Clare Eagleton, a scientist at Genesis R&D, explains how multiple copies of DNA are made during a PCR reaction. The reaction involves a repeating cycle of denaturation (the two strands in the DNA double helix are separated), annealing (DNA primers bind) and extension (new DNA is made). The new DNA is complementary to the DNA that is being sequenced. Each time the cycle is repeated, the number of DNA copies is doubled. In the first cycle, one DNA double helix is copied to form two double helices. These two helices are then copied, resulting in four copies. The result at the end of the third cycle is eight copies of the DNA. Sixteen copies after four cycles, and so on.


Dr Clare Eagleton (Genesis R&D)

It is quite abstract, because you load all of the reagents into the tube and then you stick it into the machine. So I am going to explain here what happens when you do that.

The first thing is that you have double stranded DNA, and the first thing that you do is the machine heats up to 94 degrees and what that does is it actually denatures the double strand.
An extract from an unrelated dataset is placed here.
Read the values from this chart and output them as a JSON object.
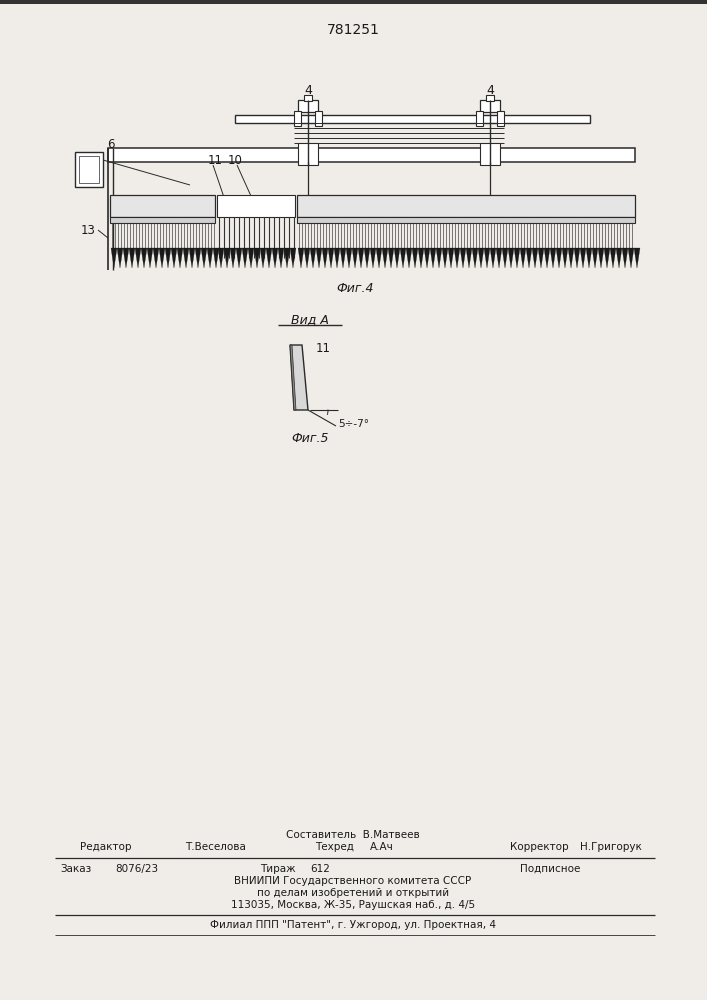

If you imagine it being coiled, it uncoils and separates into two strands, and that process is called denaturation.

Once it has done that, the primers come and anneal to the DNA. This is called annealing and at this stage, the temperature has dropped now to 55 degrees to allow these to bind.

The next stage is extension and the temperature raises to 72 degrees and the Taq polymerase allows the second strand to be formed.

Your final product at the end of that cycle is actually two complementary strands of DNA being made. Now you have two copies of what you started with.

Now in PCR, this machine is designed to basically take this cycle of denaturing and annealing and extension, and doing it in this case, thirty times. Each time you end up with an exponential amount of DNA.